• Resolved Rongo

    (@rongo)


    Just wondeirng if there’s a switch I can use in wp-config to turn off the emails that are sent every time there’s a new WordPress release?

    As the admin of several thousand sites for clients, receiving an email for every site every time there’s an update or a patch is redundant, at best. Since 5.0 and 5.01, I’ve received a little more than 6,000 emails.

    I don’t need the emails. We download a fresh copy of WordPress to our own central private repo every night and then roll them out ourselves.

    I know there’s plugins to do it, but I don’t want to add another plugin for something that should be as simple as toggling emails on or off.

    I’ve checked the Codex for a possible directive in wp-config, but to no avail.:
    https://codex.www.ads-software.com/Editing_wp-config.php

    Surely there must be an easy toggle directive to stop the emails?

    Thanks in advance.

Viewing 8 replies - 1 through 8 (of 8 total)
  • Can you make changes to functions.php? If so, you can try this.

    add_filter( 'auto_core_update_send_email', '__return_false' );

    • This reply was modified 5 years, 11 months ago by JanrikV.
    Thread Starter Rongo

    (@rongo)

    Thanks. I don’t want to rely on theme functions as themes change among clients. Which means I have to add a functions.php edit for every theme activated or tried.

    There has to be a simple means of toggling email notices wordpress updates on or off, and the most logical place would be a directive in wp-config.

    An hopeful for a wp-config directive.

    You can add add_filter in wp-config.php, but it is not recommended.

    Thread Starter Rongo

    (@rongo)

    Thanks, but you’re right, adding filters in wp-config is not ideal. I’m hoping there is an actual directive to toggle it on/off, not unlike toggling automatic-updates on/off. The idea of using a plugin for something that should be a simple true/false directive is not exactly appetizing.

    Moderator Samuel Wood (Otto)

    (@otto42)

    www.ads-software.com Admin

    You can’t add a filter in wp-config.php, actually. It won’t work from there.

    The best you can do is to make a mu-plugin and add it to a PHP file there.

    In wp-content, make a subdirectory called mu-plugins. It should be right alongside the plugins and themes directories.

    Mu plugins are “must use”. WordPress auto-loads them. So make a new PHP file in there and put this in it:

    <?php
    /*
     * Plugin Name: Turn off Update Emails 
     */
    
    add_filter( 'auto_core_update_send_email', '__return_false' );
    

    Save it and you’re done.

    Thread Starter Rongo

    (@rongo)

    Samuel, thanks.

    Hmm, so in the end, WP does not provide a directive to be added to the wp-config file?

    Example:

    define( 'AUTOMATIC_UPDATER_DISABLED', false );
    define( 'WP_AUTO_UPDATE_CORE', false );
    define( 'DISALLOW_FILE_MODS', true );
    define( 'auto_core_update_send_email', false);

    Does that not seem logical to place it with other similar directives governing “update” functionlity?

    I’d MUCH rather have a fixed directive than a plugin to alter core functionality.

    • This reply was modified 5 years, 11 months ago by Rongo.
    • This reply was modified 5 years, 11 months ago by Rongo.
    Moderator Samuel Wood (Otto)

    (@otto42)

    www.ads-software.com Admin

    Yeah, sorry.

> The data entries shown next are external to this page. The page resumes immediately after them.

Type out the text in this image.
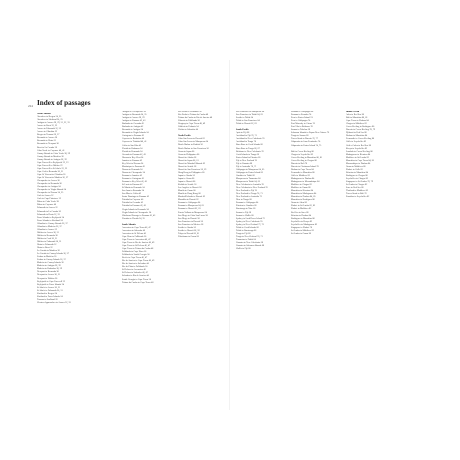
224 Index of passages
North Atlantic
Aberdeen to Bergen 24, 25
Aberdeen to Shetland 24, 25
Antigua to Azores 28, 29, 31, 32, 33
Azores to Brest 32, 33
Azores to Falmouth 32, 33
Azores to Gibraltar 32
Bergen to Tromsø 26, 27
Bermuda to Azores 30
Bermuda to Horta 31
Bermuda to Newport 30
Brest to La Coruña 36
Cabo Verde to Cayenne 40, 41
Canary Islands to Cabo Verde 38, 39
Canary Islands to Madeira 36
Canary Islands to Antigua 38, 39
Cape Farewell to Reykjavik 22, 23
Cape Farewell to Halifax 22
Cape Farewell to St John's 22, 23
Cape Cod to Bermuda 30, 31
Cape St Vincent to Gibraltar 36
Cape St Vincent to Madeira 36, 37
Chesapeake to Azores 30
Chesapeake to Bermuda 30
Chesapeake to Antigua 34
Chesapeake to Virgin Islands 34
Chesapeake to Nassau 34, 35
Cork to Azores 32
Cork to Cape Finisterre 32
Dakar to Cabo Verde 38
Dakar to Cayenne 40
Falmouth to Azores 32
Falmouth to La Coruña 36
Falmouth to Horta 32, 33
Faroe Islands to Reykjavik 24
Faroe Islands to Shetland 24
Gibraltar to Canary Islands 36, 37
Gibraltar to Madeira 36, 37
Gibraltar to Azores 32
Halifax to Azores 30, 31
Halifax to Bermuda 30
Halifax to Cork 30, 31
Halifax to Falmouth 30, 31
Horta to Falmouth 32
Horta to Brest 32
La Coruña to Madeira 36
La Coruña to Canary Islands 36, 37
Lisbon to Madeira 36
Lisbon to Canary Islands 36, 37
Madeira to Canary Islands 36
Madeira to Antigua 38, 39
Madeira to Barbados 38, 39
Newport to Bermuda 30
Newport to Azores 30, 31
Newport to Halifax 30
Reykjavik to Cape Farewell 22
Reykjavik to Faroe Islands 24
St John's to Azores 30, 31
St John's to Falmouth 30, 31
Shetland to Bergen 24
Shetland to Faroe Islands 24
Tromsø to Svalbard 26
Western Approaches to Azores 32, 33
Antigua to Chesapeake 34
Antigua to Bermuda 34, 35
Antigua to Azores 28, 29
Antigua to Panama 42, 43
Barbados to Grenada 42
Barbados to Antigua 42
Bermuda to Antigua 34
Bermuda to Virgin Islands 34
Cartagena to Panama 42
Cayenne to Barbados 40
Cayenne to Trinidad 40, 41
Colón to San Blas 42
Florida to Bahamas 34
Florida to Bermuda 34
Grenada to Panama 42, 43
Havana to Key West 34
Jamaica to Panama 42
Key West to Havana 34
Martinique to Panama 42
Nassau to Bermuda 34
Nassau to Chesapeake 34
Panama to Jamaica 42
Panama to Cartagena 42
Panama to Key West 42, 43
St Lucia to Panama 42
St Martin to Bermuda 34
San Juan to Bermuda 34
San Blas to Colón 42
Santo Domingo to Panama 42
Trinidad to Cayenne 40
Trinidad to Grenada 42
Trinidad to Panama 42, 43
Virgin Islands to Bermuda 34
Virgin Islands to Chesapeake 34
Windward Passage to Panama 42, 43
Yucatán to Florida 34, 35
South Atlantic
Ascension to Cape Town 46, 47
Ascension to Salvador 46
Ascension to St Helena 46
Cape Horn to Falklands 50
Cape Town to Ascension 46, 47
Cape Town to Rio de Janeiro 48, 49
Cape Town to St Helena 46, 47
Cape Town to Tristan da Cunha 48
Falklands to Cape Horn 50
Falklands to South Georgia 50
Recife to Cape Town 46, 47
Rio de Janeiro to Cape Town 48, 49
Rio de Janeiro to Salvador 44
Rio de Plata to Falklands 50
St Helena to Ascension 46
St Helena to Salvador 46, 47
Salvador to Rio de Janeiro 44
South Georgia to Cape Town 50
Tristan da Cunha to Cape Town 48
São Paulo to Falklands 50
São Paulo to Tristan da Cunha 48
Tristan da Cunha to Rio de Janeiro 48
Ushuaia to Falklands 50
Uruguay to Cape Town 48, 49
Valdivia to Ushuaia 54
Vitória to Salvador 44
North Pacific
Cabo San Lucas to Hawaii 62
Cabo San Lucas to Marquesas 64
Dutch Harbor to Kodiak 56
Dutch Harbor to San Francisco 56
Guam to Japan 60
Guam to Philippines 60
Hawaii to Alaska 58
Hawaii to Japan 60, 61
Hawaii to Marshall Islands 62
Hawaii to Seattle 58
Hawaii to San Francisco 58, 59
Hong Kong to Philippines 60
Japan to Alaska 56
Japan to Guam 60
Japan to Hawaii 60
Kodiak to Seattle 56
Los Angeles to Hawaii 58
Manila to Guam 60
Manila to Hong Kong 60
Marshall Islands to Hawaii 62
Mazatlán to Hawaii 62
Panama to Galápagos 64
Panama to Marquesas 64, 65
Panama to Hawaii 62, 63
Puerto Vallarta to Marquesas 64
San Diego to Cabo San Lucas 58
San Diego to Hawaii 58
San Francisco to Hawaii 58
San Francisco to Mexico 58
Seattle to Alaska 56
Seattle to Hawaii 58, 59
Tokyo to Hawaii 60, 61
Yokohama to Guam 60
San Francisco to Marquesas 64
San Francisco to Tahiti 64, 65
Seattle to Tahiti 64
Tahiti to San Francisco 64
Tahiti to Hawaii 62, 63
South Pacific
Apia to Fiji 68
Auckland to Fiji 70, 71
Auckland to New Caledonia 70
Auckland to Tonga 70
Bora Bora to Cook Islands 66
Bora Bora to Tonga 66, 67
Brisbane to New Caledonia 70
Cook Islands to Tonga 66
Easter Island to Pitcairn 66
Fiji to New Zealand 70
Fiji to Vanuatu 68
Fiji to Australia 70, 71
Galápagos to Marquesas 64, 65
Galápagos to Easter Island 66
Gambier to Tahiti 66
Marquesas to Tuamotus 64
Marquesas to Tahiti 64, 65
New Caledonia to Australia 70
New Caledonia to New Zealand 70
New Zealand to Fiji 70
New Zealand to Tonga 70, 71
New Zealand to Australia 72
Niue to Tonga 68
Panama to Galápagos 64
Pitcairn to Gambier 66
Rarotonga to Niue 66
Samoa to Fiji 68
Samoa to Wallis 68
Sydney to Lord Howe Island 72
Sydney to New Caledonia 70
Sydney to New Zealand 72, 73
Tahiti to Cook Islands 66
Tahiti to Rarotonga 66
Tonga to Fiji 68
Tonga to New Zealand 70, 71
Tuamotus to Tahiti 64
Vanuatu to New Caledonia 68
Vanuatu to Solomon Islands 68
Wallis to Fiji 68
Panama to Galápagos 64
Panama to Ecuador 74
Peru to Easter Island 74
Peru to Galápagos 74
Port Moresby to Cairns 76
Port Vila to Brisbane 70
Samoa to Tokelau 68
Solomon Islands to Papua New Guinea 76
Tonga to Samoa 68
Torres Strait to Darwin 76, 77
Valparaíso to Juan Fernández 74
Valparaíso to Easter Island 74, 75
Bali to Cocos Keeling 80
Chagos to Seychelles 82
Cocos Keeling to Mauritius 80, 81
Cocos Keeling to Chagos 80
Darwin to Bali 78
Darwin to Christmas Island 78
Durban to Cape Town 84
Fremantle to Mauritius 80
Galle to Maldives 82
Madagascar to Durban 84
Madagascar to Mozambique 84
Maldives to Chagos 82
Maldives to Oman 86
Mauritius to Réunion 84
Mauritius to Madagascar 84
Mauritius to Durban 84, 85
Mauritius to Rodrigues 80
Oman to Aden 86
Phuket to Sri Lanka 82, 83
Phuket to Maldives 82
Red Sea to Suez 86
Réunion to Durban 84
Rodrigues to Mauritius 80
Seychelles to Kenya 82
Seychelles to Madagascar 82
Singapore to Phuket 78
Sri Lanka to Maldives 82
Sri Lanka to Oman 86
Indian Ocean
Aden to Red Sea 86
Bali to Mauritius 80, 81
Cape Town to Durban 84
Chagos to Maldives 82
Cocos Keeling to Rodrigues 80
Darwin to Cocos Keeling 78, 79
Djibouti to Red Sea 86
Durban to Mauritius 84
Fremantle to Cocos Keeling 80
Galle to Seychelles 82
Gulf of Aden to Red Sea 86
Kenya to Seychelles 82
Lombok to Cocos Keeling 80
Madagascar to Réunion 84
Maldives to Sri Lanka 82
Mauritius to Cape Town 84, 85
Mozambique to Durban 84
Oman to Maldives 86
Phuket to Galle 82
Réunion to Mauritius 84
Rodrigues to Chagos 80
Seychelles to Chagos 82
Singapore to Sri Lanka 78, 79
Sri Lanka to Chagos 82
Suez to Red Sea 86
Thailand to Maldives 82
Torres Strait to Bali 76
Zanzibar to Seychelles 82
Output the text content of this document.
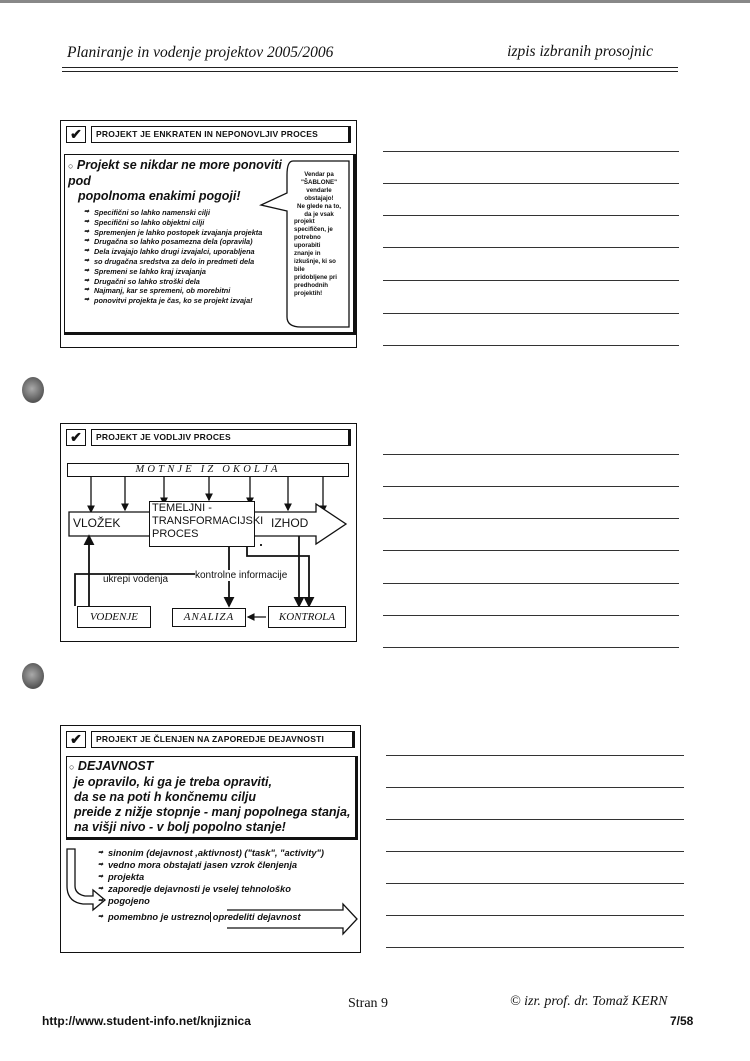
Planiranje in vodenje projektov 2005/2006	izpis izbranih prosojnic
✔	PROJEKT JE ENKRATEN IN NEPONOVLJIV PROCES
○ Projekt se nikdar ne more ponoviti pod
popolnoma enakimi pogoji!
➡ Specifični so lahko namenski cilji
➡ Specifični so lahko objektni cilji
➡ Spremenjen je lahko postopek izvajanja projekta
➡ Drugačna so lahko posamezna dela (opravila)
➡ Dela izvajajo lahko drugi izvajalci, uporabljena
➡ so drugačna sredstva za delo in predmeti dela
➡ Spremeni se lahko kraj izvajanja
➡ Drugačni so lahko stroški dela
➡ Najmanj, kar se spremeni, ob morebitni
➡ ponovitvi projekta je čas, ko se projekt izvaja!
Vendar pa
"ŠABLONE"
vendarle
obstajajo!
Ne glede na to,
da je vsak
projekt
specifičen, je
potrebno
uporabiti
znanje in
izkušnje, ki so
bile
pridobljene pri
predhodnih
projektih!
✔	PROJEKT JE VODLJIV PROCES
MOTNJE IZ OKOLJA
VLOŽEK
TEMELJNI -
TRANSFORMACIJSKI
PROCES
IZHOD
ukrepi vodenja	kontrolne informacije
VODENJE	ANALIZA	KONTROLA
✔	PROJEKT JE ČLENJEN NA ZAPOREDJE DEJAVNOSTI
○ DEJAVNOST
je opravilo, ki ga je treba opraviti,
da se na poti h končnemu cilju
preide z nižje stopnje - manj popolnega stanja,
na višji nivo - v bolj popolno stanje!
➡ sinonim (dejavnost ,aktivnost) ("task", "activity")
➡ vedno mora obstajati jasen vzrok členjenja
➡ projekta
➡ zaporedje dejavnosti je vselej tehnološko
➡ pogojeno
➡ pomembno je ustrezno opredeliti dejavnost
Stran 9	© izr. prof. dr. Tomaž KERN
http://www.student-info.net/knjiznica	7/58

It’s a filter, not a define. So no such option exists for a define there.

    Realistically, it’s one line of code. You don’t need to think of it as “yet another plugin”. Plugins are not inherently bad. The amount of code that you’re running is all that matters, not the number of plugins.

    Thread Starter Rongo

    (@rongo)

    Thanks. And yes, understood that it’s just one line of code. Would have just been nice (and logical), to have some consistency in the wp-config as it pertains to auto upgrade functionality, since it is related.

    I’ll go ahead and use the plugin option. Perhaps at some point the Devs will expand the directives available to wp-config, especially ones related to core functionality and/or behaviour.

    Thanks again.

    • This reply was modified 5 years, 11 months ago by Rongo.
Viewing 8 replies - 1 through 8 (of 8 total)
  • The topic ‘WP-Config – Disabling Update Notices. Is it Possible?’ is closed to new replies.